Doğrulama için bu tek başına yeterliymiş gibi, kayıt işlemi tamamlandı.
“Bunları tek tek yazmalı mıyım?”
Yazma düğmesine bastı ve ipuçlarını karar verdiği sırayla bırakmaya başladı.
Ancak çalışması 10 dakika bile sürmedi.
“Vay canına, bu çok zor.”
Yeterince deneyim ve bilgiye sahipti.
Sorun, bunları yazıya dökmenin birçok açıdan zor olmasıydı.
“Bunu kolay anlaşılır bir şekilde yazmalıyım.”
Bu yazıyı okuyacak kişiler sıradan oyunculardı, başka bir deyişle yeni başlayanlar.
Bu da kafasındakileri mümkün olduğunca sezgisel bir şekilde organize etmesi gerektiği anlamına geliyordu.
Klak- Klak-
Hanbit’in parmakları, biraz da meydan okuma duygusuyla, yoğun bir şekilde hareket etti.
Birkaç saat sonra işi bitirdi.
* * *
Ertesi sabah Hanbit erkenden uyandı ve gerindi.
“Ugh.”
Oyundaki hareketler zihinden kaynaklansa da, yorgunluk önemsiz değildi.
Ne kadar konsantre olursa o kadar çok hissediyordu.
Tabii ki geç saatlere kadar ayakta kalmasının da etkisi vardı.
“Bu adam ne zaman uyumuş ki?”
Telefonunu eline aldı ve Yeonwoo ile sohbet penceresini tekrar açtı.
Son cevabından bu yana 10’dan fazla mesaj birikmişti.
Neyse ki Yeonwoo sonunda Hanbit’in fikrine uyacak gibi görünüyordu.
“20 milyon won…”
Gerçek dışı hissettiren inanılmaz bir miktar.
Görünüşe göre yarısından biraz fazlasını göndermişti.

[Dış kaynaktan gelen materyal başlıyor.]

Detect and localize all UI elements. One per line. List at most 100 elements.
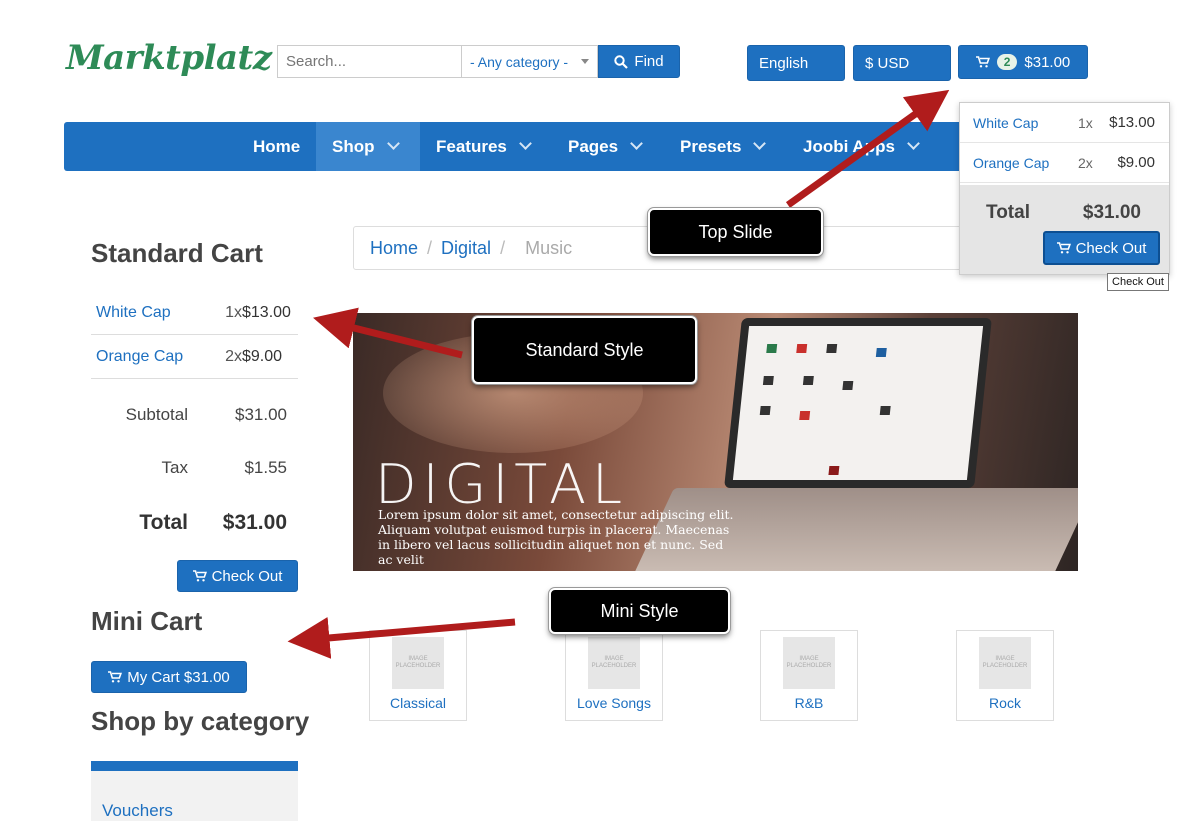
currency-label: $ USD — [865, 54, 910, 72]
category-tile-label[interactable]: R&B — [761, 695, 857, 711]
chevron-down-icon — [386, 137, 400, 150]
nav-label: Presets — [680, 136, 742, 156]
checkout-button[interactable]: Check Out — [177, 560, 298, 592]
dropdown-item-qty: 2x — [1078, 154, 1093, 171]
app-icon — [875, 348, 887, 357]
breadcrumb-current: Music — [525, 237, 573, 258]
laptop-screen — [724, 318, 992, 488]
image-placeholder: IMAGE PLACEHOLDER — [979, 637, 1031, 689]
nav-features[interactable]: Features — [420, 122, 546, 171]
category-list: Vouchers — [91, 761, 298, 821]
search-bar: - Any category - Find — [277, 45, 680, 78]
dropdown-item-price: $9.00 — [1117, 154, 1155, 171]
callout-mini-style: Mini Style — [549, 588, 730, 634]
chevron-down-icon — [630, 137, 643, 150]
app-icon — [828, 466, 840, 475]
dropdown-item-name[interactable]: White Cap — [960, 115, 1078, 131]
total-label: Total — [139, 511, 188, 534]
app-icon — [826, 344, 838, 353]
dropdown-cart-row: White Cap 1x $13.00 — [960, 103, 1169, 143]
category-tile[interactable]: IMAGE PLACEHOLDER Classical — [369, 630, 467, 721]
dropdown-checkout-button[interactable]: Check Out — [1043, 231, 1160, 265]
breadcrumb-home[interactable]: Home — [370, 238, 418, 259]
nav-presets[interactable]: Presets — [664, 122, 780, 171]
total-value: $31.00 — [222, 511, 287, 534]
nav-label: Pages — [568, 136, 619, 156]
nav-joobi-apps[interactable]: Joobi Apps — [787, 122, 934, 171]
image-placeholder: IMAGE PLACEHOLDER — [588, 637, 640, 689]
dropdown-footer: Total $31.00 Check Out — [960, 185, 1169, 274]
cart-item-price: $13.00 — [242, 303, 291, 321]
my-cart-button[interactable]: My Cart $31.00 — [91, 661, 247, 693]
callout-top-slide: Top Slide — [648, 208, 823, 256]
category-tile[interactable]: IMAGE PLACEHOLDER R&B — [760, 630, 858, 721]
site-logo[interactable]: Marktplatz — [66, 38, 272, 78]
mini-cart-title: Mini Cart — [91, 606, 203, 636]
chevron-down-icon — [519, 137, 532, 150]
tax-label: Tax — [161, 458, 188, 477]
find-button[interactable]: Find — [598, 45, 680, 78]
checkout-label: Check Out — [211, 567, 283, 585]
dropdown-item-name[interactable]: Orange Cap — [960, 155, 1078, 171]
search-icon — [614, 54, 629, 69]
category-tile-label[interactable]: Classical — [370, 695, 466, 711]
app-icon — [759, 406, 771, 415]
subtotal-value: $31.00 — [235, 405, 287, 424]
nav-label: Features — [436, 136, 507, 156]
image-placeholder: IMAGE PLACEHOLDER — [783, 637, 835, 689]
breadcrumb-digital[interactable]: Digital — [441, 238, 491, 259]
header-cart-total: $31.00 — [1024, 53, 1071, 71]
dropdown-item-price: $13.00 — [1109, 114, 1155, 131]
cart-item-name[interactable]: White Cap — [91, 304, 225, 322]
app-icon — [796, 344, 808, 353]
search-input[interactable] — [277, 45, 461, 78]
nav-shop[interactable]: Shop — [316, 122, 420, 171]
language-select[interactable]: English — [747, 45, 845, 81]
language-label: English — [759, 54, 809, 72]
category-link-vouchers[interactable]: Vouchers — [102, 801, 173, 821]
nav-label: Home — [253, 136, 301, 156]
cart-item-row: White Cap 1x $13.00 — [91, 291, 298, 335]
cart-item-price: $9.00 — [242, 347, 283, 365]
caret-down-icon — [581, 59, 589, 64]
cart-item-qty: 2x — [225, 347, 242, 365]
app-icon — [879, 406, 891, 415]
category-select-value: - Any category - — [470, 53, 569, 70]
top-cart-dropdown: White Cap 1x $13.00 Orange Cap 2x $9.00 … — [959, 102, 1170, 275]
cart-item-row: Orange Cap 2x $9.00 — [91, 335, 298, 379]
hero-banner[interactable]: DIGITAL Lorem ipsum dolor sit amet, cons… — [353, 313, 1078, 571]
currency-select[interactable]: $ USD — [853, 45, 951, 81]
tax-row: Tax $1.55 — [91, 458, 298, 478]
dropdown-item-qty: 1x — [1078, 114, 1093, 131]
cart-item-qty: 1x — [225, 303, 242, 321]
nav-pages[interactable]: Pages — [552, 122, 657, 171]
breadcrumb-separator: / — [427, 237, 433, 258]
page: Marktplatz - Any category - Find English… — [0, 0, 1186, 821]
image-placeholder: IMAGE PLACEHOLDER — [392, 637, 444, 689]
checkout-tooltip: Check Out — [1107, 273, 1169, 291]
cart-icon — [108, 671, 123, 683]
category-tile-label[interactable]: Love Songs — [566, 695, 662, 711]
tax-value: $1.55 — [244, 458, 287, 477]
app-icon — [842, 381, 854, 390]
cart-icon — [1056, 242, 1071, 254]
dropdown-checkout-label: Check Out — [1075, 239, 1147, 257]
cart-icon — [192, 570, 207, 582]
category-select[interactable]: - Any category - — [461, 45, 598, 78]
my-cart-label: My Cart $31.00 — [127, 668, 230, 686]
app-icon — [762, 376, 774, 385]
standard-cart-title: Standard Cart — [91, 238, 263, 268]
find-button-label: Find — [634, 53, 664, 70]
subtotal-row: Subtotal $31.00 — [91, 405, 298, 425]
dropdown-total-label: Total — [986, 202, 1030, 223]
cart-item-name[interactable]: Orange Cap — [91, 348, 225, 366]
category-tile-label[interactable]: Rock — [957, 695, 1053, 711]
category-tile[interactable]: IMAGE PLACEHOLDER Love Songs — [565, 630, 663, 721]
category-tile[interactable]: IMAGE PLACEHOLDER Rock — [956, 630, 1054, 721]
cart-icon — [975, 56, 990, 68]
header-cart-button[interactable]: 2 $31.00 — [958, 45, 1088, 79]
callout-standard-style: Standard Style — [472, 316, 697, 384]
nav-home[interactable]: Home — [237, 122, 316, 171]
dropdown-cart-row: Orange Cap 2x $9.00 — [960, 143, 1169, 183]
nav-label: Shop — [332, 136, 375, 156]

Son inatçılığına bir kıkırdama bıraktı.
Bzz-
Tam hesaba tekrar bakarken telefonu titredi.
Yeonwoo’dan bir aramaydı.
“Bu saatte mi?”
Sabahın bu erken saatinde gelen arama tuhaftı.

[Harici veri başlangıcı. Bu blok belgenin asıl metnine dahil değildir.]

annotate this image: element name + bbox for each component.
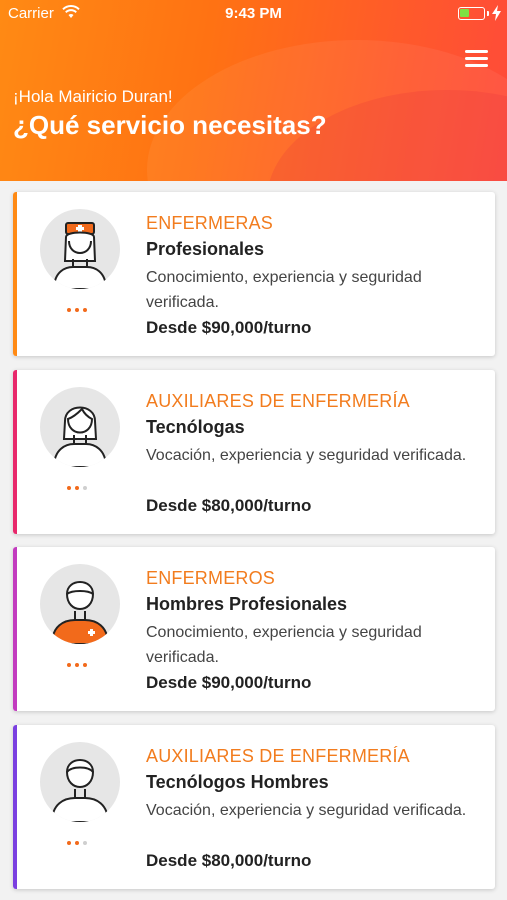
- service-card-enfermeros[interactable]: ENFERMEROS Hombres Profesionales Conocim…: [13, 547, 495, 711]
- service-description: Conocimiento, experiencia y seguridad ve…: [146, 269, 422, 311]
- card-accent-stripe: [13, 192, 17, 356]
- service-category: AUXILIARES DE ENFERMERÍA: [146, 746, 410, 766]
- hamburger-menu-icon[interactable]: [465, 50, 491, 72]
- service-price: Desde $90,000/turno: [146, 318, 312, 337]
- assistant-female-icon: [40, 387, 120, 467]
- service-card-enfermeras[interactable]: ENFERMERAS Profesionales Conocimiento, e…: [13, 192, 495, 356]
- app-header: Carrier 9:43 PM ¡Hola Mairicio Duran! ¿Q…: [0, 0, 507, 181]
- battery-icon: [458, 7, 485, 20]
- status-time: 9:43 PM: [225, 5, 282, 22]
- battery-cap: [487, 11, 489, 16]
- service-description: Conocimiento, experiencia y seguridad ve…: [146, 624, 422, 666]
- service-subtitle: Profesionales: [146, 239, 265, 259]
- nurse-male-icon: [40, 564, 120, 644]
- service-subtitle: Hombres Profesionales: [146, 594, 348, 614]
- service-price: Desde $90,000/turno: [146, 673, 312, 692]
- nurse-female-icon: [40, 209, 120, 289]
- status-bar: Carrier 9:43 PM: [0, 0, 507, 28]
- service-price: Desde $80,000/turno: [146, 496, 312, 515]
- card-accent-stripe: [13, 547, 17, 711]
- service-description: Vocación, experiencia y seguridad verifi…: [146, 802, 467, 819]
- service-category: ENFERMERAS: [146, 213, 274, 233]
- service-subtitle: Tecnólogos Hombres: [146, 772, 329, 792]
- service-description: Vocación, experiencia y seguridad verifi…: [146, 447, 467, 464]
- carousel-dots: [67, 654, 95, 667]
- carousel-dots: [67, 299, 95, 312]
- service-card-auxiliares-hombres[interactable]: AUXILIARES DE ENFERMERÍA Tecnólogos Homb…: [13, 725, 495, 889]
- card-accent-stripe: [13, 370, 17, 534]
- assistant-male-icon: [40, 742, 120, 822]
- carousel-dots: [67, 832, 95, 845]
- service-category: AUXILIARES DE ENFERMERÍA: [146, 391, 410, 411]
- service-price: Desde $80,000/turno: [146, 851, 312, 870]
- carousel-dots: [67, 477, 95, 490]
- service-category: ENFERMEROS: [146, 568, 276, 588]
- greeting-text: ¡Hola Mairicio Duran!: [13, 87, 173, 106]
- service-card-auxiliares-mujeres[interactable]: AUXILIARES DE ENFERMERÍA Tecnólogas Voca…: [13, 370, 495, 534]
- service-subtitle: Tecnólogas: [146, 417, 245, 437]
- page-title: ¿Qué servicio necesitas?: [13, 110, 327, 140]
- charging-bolt-icon: [492, 5, 501, 21]
- card-accent-stripe: [13, 725, 17, 889]
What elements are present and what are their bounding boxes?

Aklında bu soruyla Hanbit kabul düğmesine bastı.
“Bu kadar erken saatte ne…”
“Gerçekten yazdığın şey bu mu?” Daha cümlesini tamamlayamadan aceleyle bir ses geldi.
Neler olduğu hakkında gerçekten hiçbir fikri yoktu.
“Birdenbire neden bahsediyorsun?”
“RPG’deki yazı! Bunu gerçekten sen mi yazdın?”
Verdiği yoğun tepki tuhaftı.
Hanbit bilgisayarını açtı ve doğruca RPG topluluğuna gitti.
Ve en üstte beliren binlerce yorum bildirimiyle karşılaştı.
“…?”
Hanbit şaşkınlık içinde bildirime tıkladı ve gönderiye gitti.
İçerik dün yazdığı ipucuyla ilgiliydi.

Söz verdiğim gibi bir ipucu bırakıyorum.
Kılıç ustalığı, fikir tartışması ve ruh sırasına göre kısaca özetledim, bu yüzden lütfen bakın.
Kılıç ustalığı
Balder’ın ilk testi tamamen duruş ve tavırla ilgilidir. Görevi almadan önce kılıcınızı en az 50.000 kez salladığınızdan emin olun.
Tartışma
Balder saldırmadan hemen önce çok ince işaretler gösterir. Temel çerçeve, gözlerindeki, ellerindeki, ayaklarındaki, belindeki vb. değişikliklerle önceden ayırt edilebilir.
İlk olarak, size 15 temel hareket, 21 bağlantı hareketi ve 26 gelişmiş hareketten bahsedeceğim.
Oyuncunun bakış açısından yazdım, bu yüzden anlaşılması kolay olmalı.
Sağ aşağı eğik çizgi
Bakışlar ileride, sağ bilek saat 1 yönünde 2 santimetre hareket ediyor, sol ayak saat 7 yönünde 1,5 santimetre hareket ediyor, bel orta dikişe göre yaklaşık 10 derece sağda…
Hanbit’in özenle yazdığı yazının içeriği oldukça uzundu.
Ancak ipucunu görenlerin kafası karıştı.
– Bu da ne?
– İpucu (Giriş)
– Profesör, bu tempo çok garip.
– Hayır, bunu nasıl takip edebilirsin;
– O işaretleri okumamızı mı istiyor?
– Dinamik görüşünüzü 20 yıl boyunca eğitmeniz gerekir.
– └ Sizce 20 yıl yeterli olur mu?
– └ Yeniden doğmak daha hızlı olur.
– Sanırım deliriyorum.
– Tamam, deneyeceğim.
– └ Kafanı kıracaksın.
– Bir video falan yüklemeliydi;
– Affedersiniz ama hiç vicdanınız yok mu efendim?
Ardından gelen yorumlar adeta kaotik bir karmaşaydı.
“Bu bir ipucu değil, tam anlamıyla bir rehber!”
Bu tepkiler arasında Yeonwoo bilgilerin çok aşırı olduğunu düşündü.
Hanbit yorumları okuduktan sonra kısa bir iç geçirdi.
“Beklendiği gibi, zor olduğunu söyleyen pek çok tepki var.”
“Beklendiği gibi mi?”
“Bunu olduğu gibi takip edebilir misin?”
“Şey…” Yeonwoo’nun sesi tam cevap vermek üzereyken kesildi.
Topluluğun tepkisine odaklanmış olduğu için gönderinin içeriğini yeniden inceliyor gibi görünüyordu.
Bir süre sonra şaşkın bir ses duyuldu.
“Hayır, bunu kim nasıl takip edebilir?”